Dans les tomes 6 et 7, la montée en puissance continue, mais le processus de filiation à la caste va se trouver un peu bouleversé. Tête-d’Acier, devenu Melmoth, a un conflit de personnalités à la vue de son aimée Dona Vicenta Gabriela aux yeux bioniques et sans plus aucun charme (elle s’est arrachée les yeux pour une raison que je vous laisse voir !). Le poète Krleza ne peut supporter cette vision et Tête-d’Acier, qui a découvert l’amour, ne se soucie pas de ce regard mécanique. De l’union entre Dona Vicenta Gabriela et Melmoth naîtra Aghora, le garçon-fille. Jumeaux à la naissance, Tête-d’Acier devra choisir entre le garçon et la fille. Les événements l’obligeront à « panacher » son choix pour créer Aghora. Il en fera un mercenaire des plus sanguinaires, élevé par une tarentulouve, Deyanira. Aghora tuera des milliers de monstres, détruira un univers complet et aura quelques remords (ah, quand même !). Voulant, au moins une fois dans son existence, donner la vie, elle s’autofécondera (je vous l’assure !) et donnera naissance à Sans-nom, le dernier méta-baron qui verra son père-mère anéantir des milliards de Zembra (femme capable de se décupler à l’infini) et l’aidera à sauver l’impéroratriz des quatre dernières nonnes-putes vivantes.
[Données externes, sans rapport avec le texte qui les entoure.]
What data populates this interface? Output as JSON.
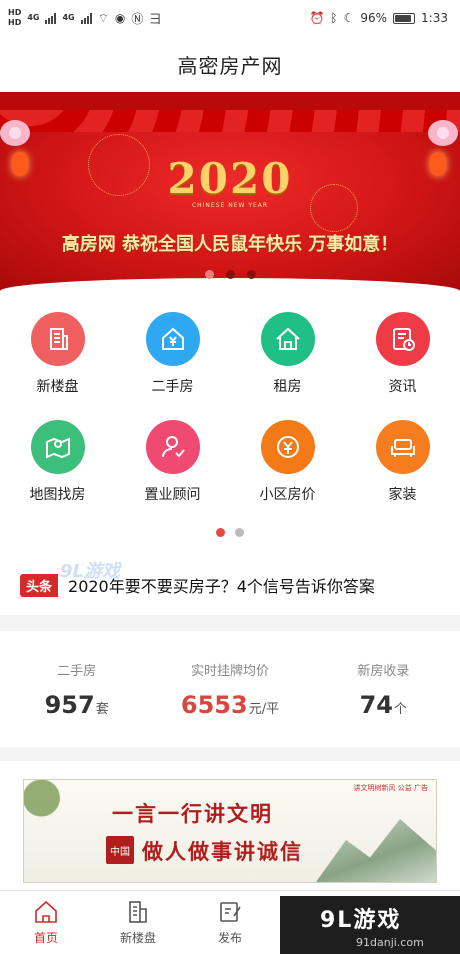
{
  "status_bar": {
    "hd1": "HD",
    "hd2": "HD",
    "net1": "4G",
    "net2": "4G",
    "battery": "96%",
    "time": "1:33"
  },
  "header": {
    "title": "高密房产网"
  },
  "banner": {
    "year": "2020",
    "year_sub": "CHINESE NEW YEAR",
    "slogan": "高房网 恭祝全国人民鼠年快乐 万事如意！",
    "slide_count": 3,
    "active_slide": 0
  },
  "menu": {
    "items": [
      {
        "label": "新楼盘",
        "icon": "building-icon",
        "color": "#f06060"
      },
      {
        "label": "二手房",
        "icon": "house-yuan-icon",
        "color": "#2ea8f0"
      },
      {
        "label": "租房",
        "icon": "home-icon",
        "color": "#1fbf86"
      },
      {
        "label": "资讯",
        "icon": "news-icon",
        "color": "#ee3b46"
      },
      {
        "label": "地图找房",
        "icon": "map-pin-icon",
        "color": "#3cbf7a"
      },
      {
        "label": "置业顾问",
        "icon": "advisor-icon",
        "color": "#f04a73"
      },
      {
        "label": "小区房价",
        "icon": "yuan-coin-icon",
        "color": "#f37a16"
      },
      {
        "label": "家装",
        "icon": "sofa-icon",
        "color": "#f57d1f"
      }
    ],
    "page_count": 2,
    "active_page": 0
  },
  "headline": {
    "tag": "头条",
    "watermark": "9L游戏",
    "text": "2020年要不要买房子？4个信号告诉你答案"
  },
  "stats": [
    {
      "title": "二手房",
      "value": "957",
      "unit": "套"
    },
    {
      "title": "实时挂牌均价",
      "value": "6553",
      "unit": "元/平"
    },
    {
      "title": "新房收录",
      "value": "74",
      "unit": "个"
    }
  ],
  "ad": {
    "line1": "一言一行讲文明",
    "line2": "做人做事讲诚信",
    "seal": "中国",
    "small": "讲文明树新风 公益 广告"
  },
  "tabbar": {
    "items": [
      {
        "label": "首页",
        "icon": "home-icon",
        "active": true
      },
      {
        "label": "新楼盘",
        "icon": "building-icon",
        "active": false
      },
      {
        "label": "发布",
        "icon": "edit-icon",
        "active": false
      }
    ]
  },
  "promo": {
    "name": "9L游戏",
    "url": "91danji.com"
  }
}
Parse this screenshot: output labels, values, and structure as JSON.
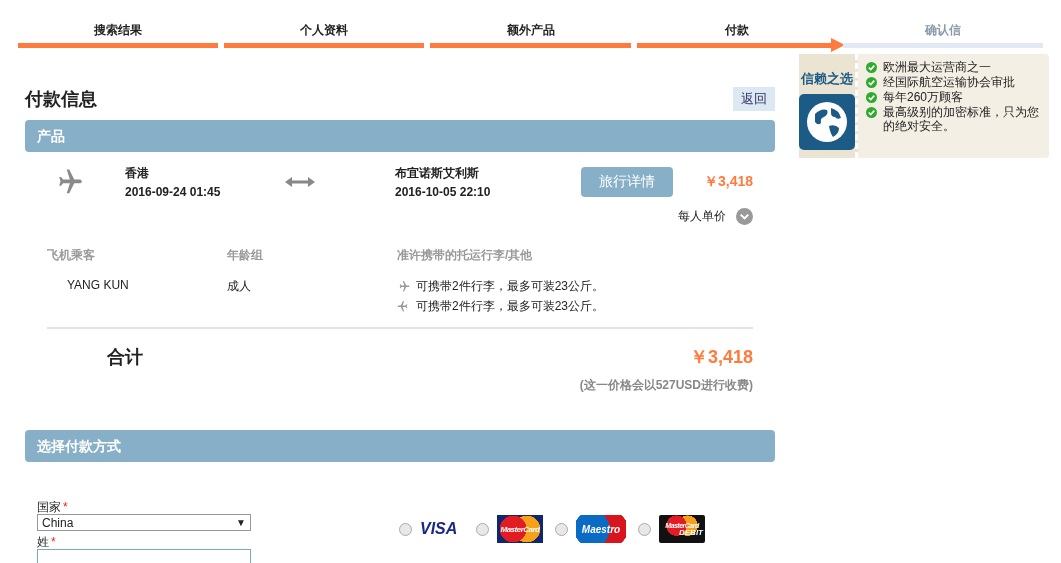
{
  "steps": [
    {
      "label": "搜索结果",
      "completed": true,
      "selected": false
    },
    {
      "label": "个人资料",
      "completed": true,
      "selected": false
    },
    {
      "label": "额外产品",
      "completed": true,
      "selected": false
    },
    {
      "label": "付款",
      "completed": true,
      "selected": true
    },
    {
      "label": "确认信",
      "completed": false,
      "selected": false
    }
  ],
  "page_title": "付款信息",
  "back_button": "返回",
  "product_section": {
    "title": "产品",
    "flight": {
      "origin": "香港",
      "depart": "2016-09-24 01:45",
      "destination": "布宜诺斯艾利斯",
      "return": "2016-10-05 22:10",
      "details_button": "旅行详情",
      "price": "￥3,418",
      "per_person": "每人单价"
    },
    "columns": [
      "飞机乘客",
      "年龄组",
      "准许携带的托运行李/其他"
    ],
    "passengers": [
      {
        "name": "YANG KUN",
        "age_group": "成人",
        "baggage": [
          "可携带2件行李，最多可装23公斤。",
          "可携带2件行李，最多可装23公斤。"
        ]
      }
    ],
    "total_label": "合计",
    "total": "￥3,418",
    "note": "(这一价格会以527USD进行收费)"
  },
  "payment_section": {
    "title": "选择付款方式",
    "fields": [
      {
        "label": "国家",
        "required": "*",
        "kind": "select",
        "value": "China",
        "caret": "▼"
      },
      {
        "label": "姓",
        "required": "*",
        "kind": "text"
      }
    ],
    "methods": [
      {
        "kind": "visa",
        "label": "VISA",
        "selected": false
      },
      {
        "kind": "mastercard",
        "label": "MasterCard",
        "selected": false
      },
      {
        "kind": "maestro",
        "label": "Maestro",
        "selected": false
      },
      {
        "kind": "debit",
        "label": "MasterCard",
        "sub": "DEBIT",
        "selected": false
      }
    ]
  },
  "trust": {
    "title": "信赖之选",
    "points": [
      "欧洲最大运营商之一",
      "经国际航空运输协会审批",
      "每年260万顾客",
      "最高级别的加密标准，只为您的绝对安全。"
    ]
  }
}
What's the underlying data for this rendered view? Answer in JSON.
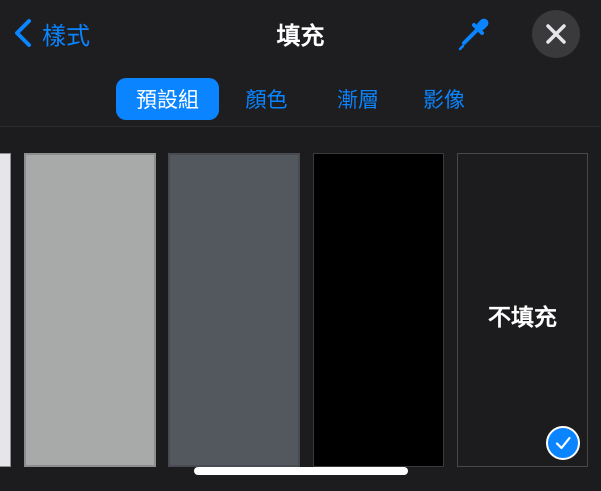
{
  "header": {
    "back_label": "樣式",
    "title": "填充"
  },
  "tabs": [
    {
      "label": "預設組",
      "active": true
    },
    {
      "label": "顏色",
      "active": false
    },
    {
      "label": "漸層",
      "active": false
    },
    {
      "label": "影像",
      "active": false
    }
  ],
  "swatches": {
    "edge_color": "#e5e5ea",
    "light_gray_color": "#a7aaa9",
    "dark_gray_color": "#53575e",
    "black_color": "#000000",
    "no_fill_label": "不填充",
    "selected": "no_fill"
  },
  "colors": {
    "accent": "#0a84ff",
    "background": "#1c1c1e"
  },
  "icons": {
    "back": "chevron-left-icon",
    "eyedropper": "eyedropper-icon",
    "close": "close-icon",
    "selected": "checkmark-icon"
  }
}
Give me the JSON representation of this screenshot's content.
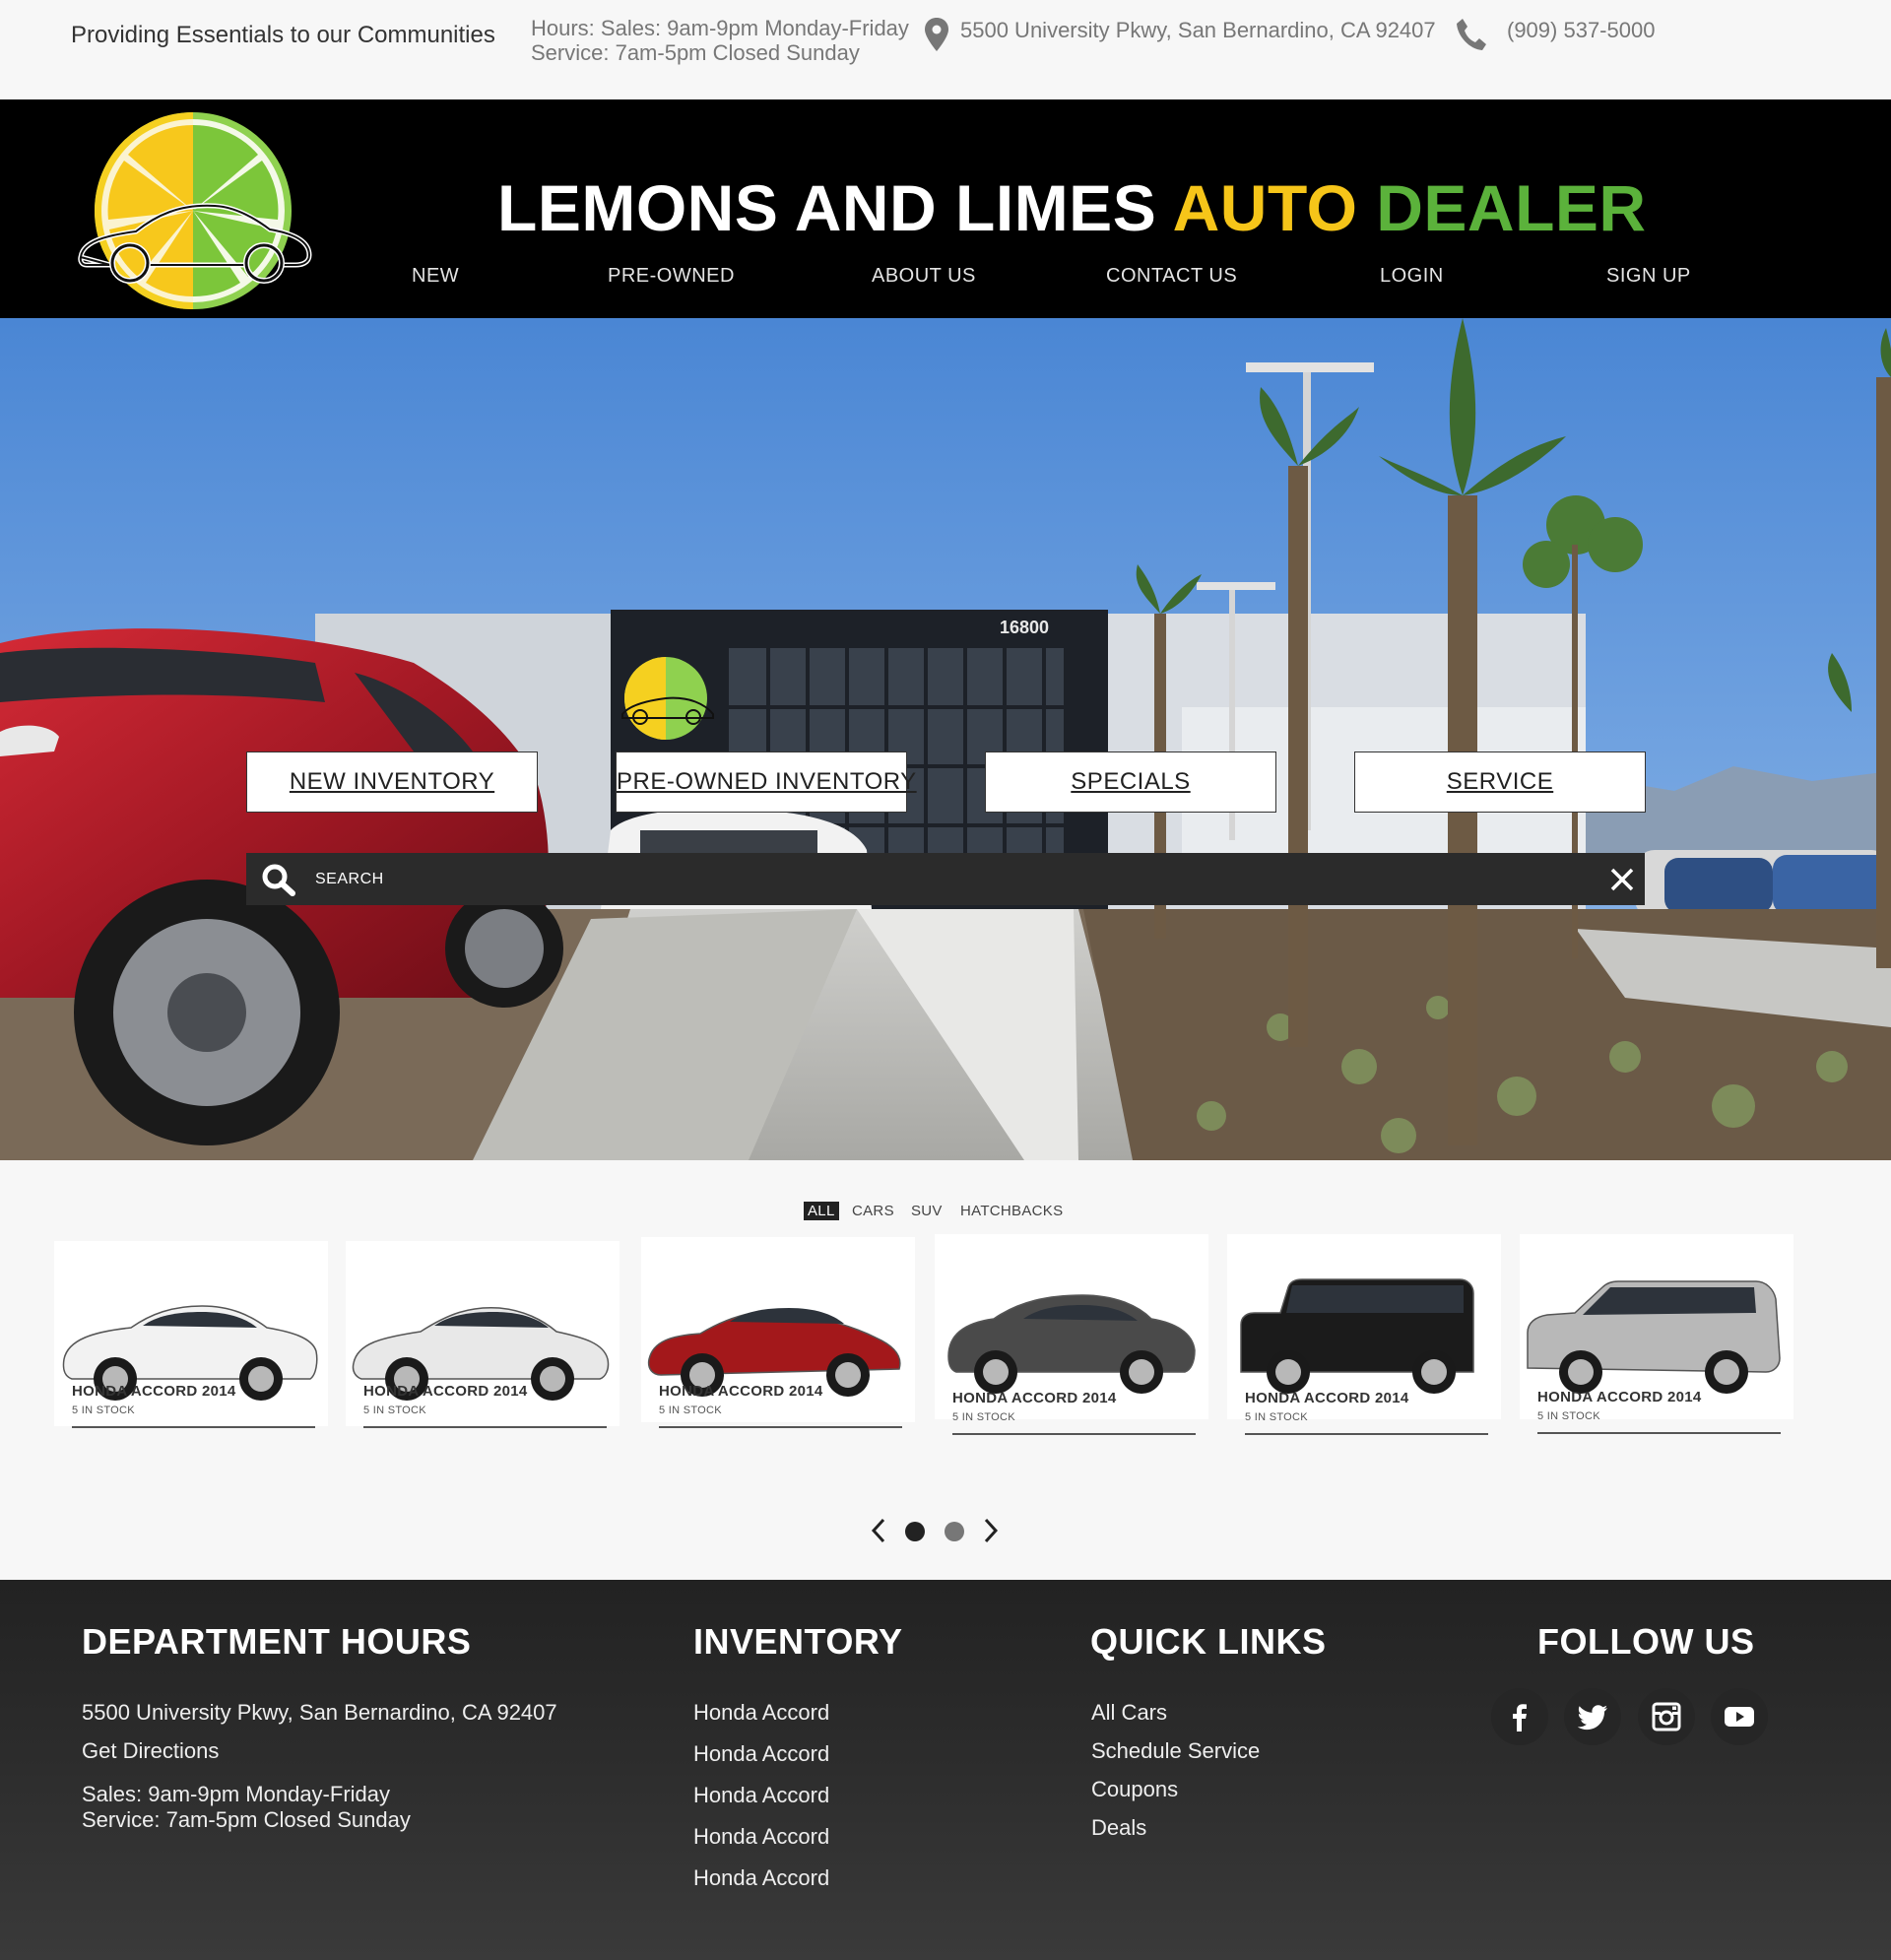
{
  "topbar": {
    "tagline": "Providing Essentials to our Communities",
    "hours_line1": "Hours: Sales: 9am-9pm Monday-Friday",
    "hours_line2": "Service: 7am-5pm Closed Sunday",
    "address": "5500 University Pkwy, San Bernardino, CA 92407",
    "phone": "(909) 537-5000",
    "location_icon": "map-pin-icon",
    "phone_icon": "phone-icon"
  },
  "brand": {
    "part1": "LEMONS AND LIMES ",
    "part2": "AUTO ",
    "part3": "DEALER",
    "colors": {
      "white": "#ffffff",
      "auto": "#f6c519",
      "dealer": "#5bb23b",
      "header_bg": "#000000"
    }
  },
  "nav": [
    "NEW",
    "PRE-OWNED",
    "ABOUT US",
    "CONTACT US",
    "LOGIN",
    "SIGN UP"
  ],
  "hero": {
    "building_number": "16800",
    "buttons": [
      "NEW INVENTORY",
      "PRE-OWNED INVENTORY",
      "SPECIALS",
      "SERVICE"
    ],
    "search_placeholder": "SEARCH",
    "search_icon": "search-icon",
    "clear_icon": "close-icon"
  },
  "inventory": {
    "filters": [
      "ALL",
      "CARS",
      "SUV",
      "HATCHBACKS"
    ],
    "active_filter": "ALL",
    "cards": [
      {
        "title": "HONDA ACCORD 2014",
        "stock": "5 IN STOCK",
        "car_color": "#f2f2f2"
      },
      {
        "title": "HONDA ACCORD 2014",
        "stock": "5 IN STOCK",
        "car_color": "#e8e8e8"
      },
      {
        "title": "HONDA ACCORD 2014",
        "stock": "5 IN STOCK",
        "car_color": "#a3181b"
      },
      {
        "title": "HONDA ACCORD 2014",
        "stock": "5 IN STOCK",
        "car_color": "#4a4a4a"
      },
      {
        "title": "HONDA ACCORD 2014",
        "stock": "5 IN STOCK",
        "car_color": "#1b1b1b"
      },
      {
        "title": "HONDA ACCORD 2014",
        "stock": "5 IN STOCK",
        "car_color": "#b8b8b8"
      }
    ],
    "pager": {
      "current_page": 1,
      "total_pages": 2
    }
  },
  "footer": {
    "dept": {
      "heading": "DEPARTMENT HOURS",
      "address": "5500 University Pkwy, San Bernardino, CA 92407",
      "directions": "Get Directions",
      "sales": "Sales: 9am-9pm Monday-Friday",
      "service": "Service: 7am-5pm Closed Sunday"
    },
    "inventory": {
      "heading": "INVENTORY",
      "items": [
        "Honda Accord",
        "Honda Accord",
        "Honda Accord",
        "Honda Accord",
        "Honda Accord"
      ]
    },
    "quick_links": {
      "heading": "QUICK LINKS",
      "items": [
        "All Cars",
        "Schedule Service",
        "Coupons",
        "Deals"
      ]
    },
    "follow": {
      "heading": "FOLLOW US",
      "icons": [
        "facebook-icon",
        "twitter-icon",
        "instagram-icon",
        "youtube-icon"
      ]
    }
  }
}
Le dernier tome est peut-être le moins violent, le plus « doux ». Sans-nom est le dernier Méta-baron et après avoir tué son père-mère comme le veut la tradition, il devra affronter son grand-père (!). C’est aussi l’occasion de découvrir la véritable identité du robot Lothar. Et après quelques années de tueries et d’anéantissement, l'amour va pouvoir gagner l’univers. Il faudra pour cela une dernière guerre.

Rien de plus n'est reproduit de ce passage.